Given the nature of the piece, its comparatively short length, the fact that it was the UK premiere, and the extraordinary amount of work that must have gone into its preparation, I would have liked a programme built around a repeat performance, balanced, perhaps, by something a little less challenging for audience and performances. But, instead of that, the interval was followed by the 45-minute Become Ocean by John Luther Adams, composed in 2014 and reflecting a similar story of devastation and destruction, but this time of our own seas. Inspired by a quotation from John Cage: “Life on this earth first emerged from the sea. As the polar ice melts and sea level rises, we humans find ourselves facing the prospect that once again we may quite literally become ocean” Become Ocean was described by Alex Ross of The New Yorker “the loveliest apocalypse in musical history”.

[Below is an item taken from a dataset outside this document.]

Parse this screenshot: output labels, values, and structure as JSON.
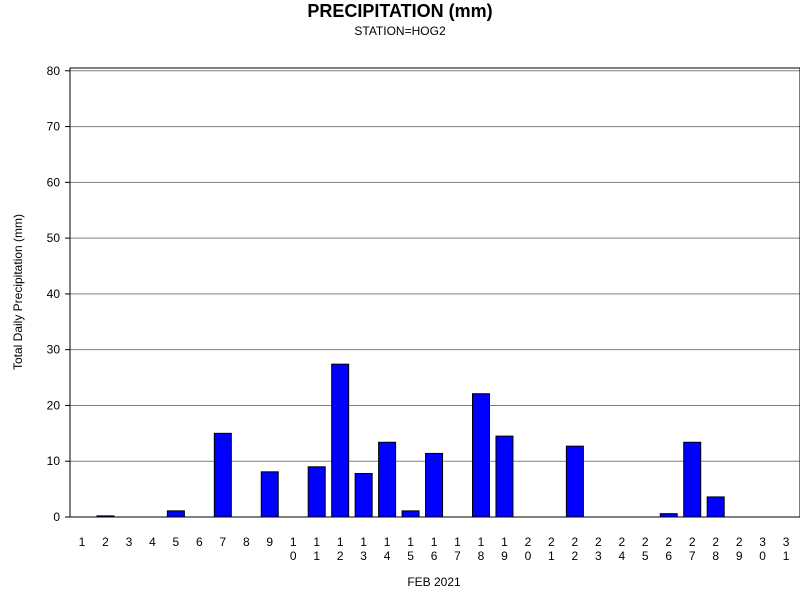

The orchestra is divided into 3 separated groups: woodwind, brass, and piano and strings, all three with their own percussion group. Each group plays its own slow sequence of complex sounds, rising at intervals to crescendos that only coincide with the other two groups on three occasions. The spacing of the groups across a wide stage gives a three-dimensional effect. There are key parts for the piano and two marimba/vibraphone players of who play throughout. The structural complexity is such that Alex Ross prepared a visual aid to explain how the various groups interweaved. it is in the form of a palindrome, from the central climax the music is played in reverse. John Luther Adams original wanted coloured lighting to represent each of the three orchestral groups, but this only lasted for the first two performances.
Perhaps it was that short-lived scheme that led to the most curious aspect of this performance, the addition of “visuals that are automatically generated using an artificial intelligence algorithm in response to live music with aesthetics inspired by nature”. Bizarrely, this involved hiding the entire orchestra behind a screen with very limited visibility, a real shame, particularly given the complexity of both pieces and the interesting range of instruments used. Projections onto the screen covered the entire area, making the already obscured orchestra even less visible. I don’t have a problem with adding visuals to classical music, but I really didn’t see the need for this addition to an already complex concert. But if they had to project images, I don’t see why they couldn’t have projected them above the orchestra, leaving the players entirely visible to the audience. For those who had come to hear rarely performed music, this distracted from the experience. The visuals were provided by Universal Assembly Unit art direction, Artrendex Artificial intelligence.